Treo Delay Spurs Palm Earnings Shortfall

A snag in gaining U.S. approval of its latest Treo smartphone will cause Palm  to report lower-than-expected earnings for the second fiscal quarter.

The delay means Palm projects earnings between $390 million to $395 million, down from the $430 million the handheld maker expected in September.

Per-share revenue expectations also fell to 10 to 11 cents, compared to previous expectations of 15 to 18 cents, Palm said in a statement.

Palm, which expects to post Q2 earnings December 19, said the revenue shortfall was due to a “delay in completing the certification process for a product that the company had previously expected to ship within the quarter.”

The Treo 750 should be available in the U.S. in the third-quarter of 2007, Palm CEO Ed Colligan said in the statement.

Palm shares fell $1.08 to 14.33 in mid-morning trading.

The 11 percent drop in projected sales for the second quarter of fiscal year 2007 caused Merrill Lynch to downgrade the stock to “neutral” from “buy.”

While the Treo 750 and the consumer-oriented 680 could alter prospects in 2007, the financial analysts viewed the downgraded revenue expectations as the “third consecutive misstep” behind increased competition from Motorola’s Q smartphone and a delayed European launch of the Treo 750v.

Palm’s stumble could be an advantage for Research in Motion (RIM) , which Merrill Lynch said remains the top smartphone player, thanks to its popular Blackberry gadgets.

One thing going in Palm’s favor is that the pulse of the smartphone market remains strong, especially in Europe, which tends to be ahead of the U.S. on the gadget curve.

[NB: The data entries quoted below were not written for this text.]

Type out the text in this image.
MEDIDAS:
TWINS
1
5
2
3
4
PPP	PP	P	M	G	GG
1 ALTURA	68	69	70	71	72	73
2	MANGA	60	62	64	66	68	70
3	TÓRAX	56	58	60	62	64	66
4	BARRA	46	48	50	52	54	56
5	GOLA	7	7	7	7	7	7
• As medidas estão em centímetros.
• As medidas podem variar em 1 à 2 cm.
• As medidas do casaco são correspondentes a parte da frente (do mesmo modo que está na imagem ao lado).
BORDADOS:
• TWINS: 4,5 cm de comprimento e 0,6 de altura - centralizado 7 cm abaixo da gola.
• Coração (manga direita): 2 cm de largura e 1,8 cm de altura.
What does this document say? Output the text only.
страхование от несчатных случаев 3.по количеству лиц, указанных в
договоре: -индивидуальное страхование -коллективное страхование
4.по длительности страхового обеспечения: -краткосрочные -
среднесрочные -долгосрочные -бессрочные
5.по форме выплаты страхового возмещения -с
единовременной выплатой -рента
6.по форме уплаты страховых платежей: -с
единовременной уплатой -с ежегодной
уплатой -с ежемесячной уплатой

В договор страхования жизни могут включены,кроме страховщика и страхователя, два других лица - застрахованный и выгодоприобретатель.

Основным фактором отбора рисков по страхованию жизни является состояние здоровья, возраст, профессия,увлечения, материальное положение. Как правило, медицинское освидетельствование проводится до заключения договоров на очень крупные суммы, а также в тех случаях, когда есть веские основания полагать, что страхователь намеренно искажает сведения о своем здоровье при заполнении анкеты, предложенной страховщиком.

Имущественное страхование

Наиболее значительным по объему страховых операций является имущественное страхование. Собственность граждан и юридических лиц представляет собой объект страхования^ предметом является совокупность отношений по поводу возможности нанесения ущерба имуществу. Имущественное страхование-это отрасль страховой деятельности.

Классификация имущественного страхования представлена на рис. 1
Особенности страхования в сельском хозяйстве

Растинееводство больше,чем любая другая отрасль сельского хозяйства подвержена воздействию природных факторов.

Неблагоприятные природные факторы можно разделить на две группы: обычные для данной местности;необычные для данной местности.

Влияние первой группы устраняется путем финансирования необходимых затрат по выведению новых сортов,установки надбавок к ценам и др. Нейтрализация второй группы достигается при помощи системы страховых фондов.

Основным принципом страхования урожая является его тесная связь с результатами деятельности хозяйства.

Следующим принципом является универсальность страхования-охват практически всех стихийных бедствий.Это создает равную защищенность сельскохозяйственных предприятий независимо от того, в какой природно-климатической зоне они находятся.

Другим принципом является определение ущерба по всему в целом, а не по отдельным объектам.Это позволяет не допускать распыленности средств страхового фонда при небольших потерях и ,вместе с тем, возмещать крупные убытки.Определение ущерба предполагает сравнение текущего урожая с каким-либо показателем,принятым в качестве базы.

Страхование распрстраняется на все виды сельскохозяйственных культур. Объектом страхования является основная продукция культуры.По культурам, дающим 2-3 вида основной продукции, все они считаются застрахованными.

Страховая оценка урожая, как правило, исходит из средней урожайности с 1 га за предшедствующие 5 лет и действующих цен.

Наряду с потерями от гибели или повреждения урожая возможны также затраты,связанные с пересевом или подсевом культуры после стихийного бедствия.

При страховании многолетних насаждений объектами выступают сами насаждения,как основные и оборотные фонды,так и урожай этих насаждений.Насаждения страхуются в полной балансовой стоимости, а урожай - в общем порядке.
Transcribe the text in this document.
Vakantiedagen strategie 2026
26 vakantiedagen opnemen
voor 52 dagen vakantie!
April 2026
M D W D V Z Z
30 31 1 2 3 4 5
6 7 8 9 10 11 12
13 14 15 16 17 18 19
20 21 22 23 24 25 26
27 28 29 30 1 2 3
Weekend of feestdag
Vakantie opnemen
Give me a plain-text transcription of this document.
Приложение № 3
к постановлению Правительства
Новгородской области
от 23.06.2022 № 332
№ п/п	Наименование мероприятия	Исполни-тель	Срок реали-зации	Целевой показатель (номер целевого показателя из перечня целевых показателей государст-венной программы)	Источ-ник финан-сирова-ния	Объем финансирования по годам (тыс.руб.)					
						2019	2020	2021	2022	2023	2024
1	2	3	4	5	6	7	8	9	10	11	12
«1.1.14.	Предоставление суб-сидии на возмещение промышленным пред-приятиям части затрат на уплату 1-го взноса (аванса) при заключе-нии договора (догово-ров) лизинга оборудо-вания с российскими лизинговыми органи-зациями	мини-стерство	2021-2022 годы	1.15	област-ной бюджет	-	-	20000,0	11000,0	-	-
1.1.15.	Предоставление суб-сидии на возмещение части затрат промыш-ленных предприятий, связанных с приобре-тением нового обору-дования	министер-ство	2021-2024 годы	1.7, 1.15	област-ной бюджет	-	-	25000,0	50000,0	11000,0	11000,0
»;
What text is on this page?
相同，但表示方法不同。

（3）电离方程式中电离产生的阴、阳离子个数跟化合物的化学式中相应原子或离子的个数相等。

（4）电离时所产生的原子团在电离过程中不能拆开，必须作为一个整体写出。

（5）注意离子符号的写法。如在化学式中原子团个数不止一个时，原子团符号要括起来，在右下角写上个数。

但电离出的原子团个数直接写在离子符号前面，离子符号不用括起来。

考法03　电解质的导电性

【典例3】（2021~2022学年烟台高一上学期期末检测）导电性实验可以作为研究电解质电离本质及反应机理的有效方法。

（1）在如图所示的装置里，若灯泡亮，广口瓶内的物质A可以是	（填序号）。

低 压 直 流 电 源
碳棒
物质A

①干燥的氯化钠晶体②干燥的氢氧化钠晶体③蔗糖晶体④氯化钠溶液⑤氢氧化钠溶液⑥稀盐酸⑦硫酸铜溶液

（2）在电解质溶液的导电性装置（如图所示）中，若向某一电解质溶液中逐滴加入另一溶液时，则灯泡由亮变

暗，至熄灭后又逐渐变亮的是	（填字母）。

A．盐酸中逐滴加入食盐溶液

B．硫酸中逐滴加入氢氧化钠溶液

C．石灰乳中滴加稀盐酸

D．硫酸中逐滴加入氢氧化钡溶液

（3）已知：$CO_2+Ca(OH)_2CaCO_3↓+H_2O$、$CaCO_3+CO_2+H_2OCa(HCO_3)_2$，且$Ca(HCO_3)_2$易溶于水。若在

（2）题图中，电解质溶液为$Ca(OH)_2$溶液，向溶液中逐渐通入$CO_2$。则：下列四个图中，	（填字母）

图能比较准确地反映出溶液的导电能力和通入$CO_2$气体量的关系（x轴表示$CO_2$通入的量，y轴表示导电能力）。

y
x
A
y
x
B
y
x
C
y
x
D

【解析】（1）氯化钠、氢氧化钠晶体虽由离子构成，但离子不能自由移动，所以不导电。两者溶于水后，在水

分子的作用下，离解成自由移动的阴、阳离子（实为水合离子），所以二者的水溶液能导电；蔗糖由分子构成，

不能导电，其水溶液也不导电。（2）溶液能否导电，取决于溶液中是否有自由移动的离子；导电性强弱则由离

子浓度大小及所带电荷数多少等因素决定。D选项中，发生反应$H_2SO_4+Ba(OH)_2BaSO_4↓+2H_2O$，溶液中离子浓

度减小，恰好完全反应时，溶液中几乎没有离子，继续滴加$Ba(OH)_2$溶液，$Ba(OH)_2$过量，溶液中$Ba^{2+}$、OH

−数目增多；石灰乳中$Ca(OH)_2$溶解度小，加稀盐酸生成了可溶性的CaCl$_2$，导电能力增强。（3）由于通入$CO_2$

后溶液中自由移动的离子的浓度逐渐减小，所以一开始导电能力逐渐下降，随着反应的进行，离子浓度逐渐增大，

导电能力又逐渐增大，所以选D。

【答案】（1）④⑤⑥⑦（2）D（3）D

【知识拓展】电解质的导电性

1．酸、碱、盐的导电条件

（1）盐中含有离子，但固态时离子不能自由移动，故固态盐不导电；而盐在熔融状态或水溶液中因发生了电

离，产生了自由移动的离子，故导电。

Smartphone sell-through across our existing products is strong, reflecting solid business fundamentals in the face of significant competitive pressure,” Colligan said.

Despite the lag in launching the 750 in the U.S., Palm’s 750v, a GSM phone available through Vodaphone, “is doing quite well,” according to Colligan. International revenue for the fiscal second-quarter should be strong, Palm predicted.

Palm has been shifting more resources to Europe, where they see greater freedom in introducing products, according to Randy Giusto, an IDC analyst who co-authored a survey on smartphone interest in Europe and Asia.

The difference between U.S. and European carriers is control, said Giusto. U.S. carriers insist on controlling every aspect of a new handset, down to what logo is shown when a handset is used. Any delay in U.S. certification likely rests with the carrier, suggested Giusto.

While the Merrill Lynch report named Cingular as the U.S. carrier for both the 750 and 680, Palm refused to confirm if a carrier is to blame for the holdup.

“This is a collaborative process here,” spokeswoman Marlene Somsak told

Unlike in Europe, where carriers agree on one standard — GSM — Palm and other handset vendors must have products certified to work with a number of competing U.S. standards, Somsak said.

To illustrate how quickly a product can be introduced in Europe compared to the U.S., Somsak pointed to the July agreement between Palm, Microsoft  and Vodafone to launch a 3G Treo.

Within months, the handset was available, Somsak said. “In short order, Europe will be as big or bigger” as a market, she added.

Meanwhile, Palm’s Q2 shortfall comes as competitors Motorola  and Nokia  came to the market with new smartphones today.

Motorola launched the Motofone for both GSM and CDMA protocols. The device offers an “intuitive new interface built with icons and voice versus text,” as well as voice prompts specifically tailored to local markets.

Nokia issued the Nokia 6290 Smartphone, which combines the power of the S60 3rd Edition and 3G and supports new features, including multiple alarms and “quick cover” access keys to improve usability.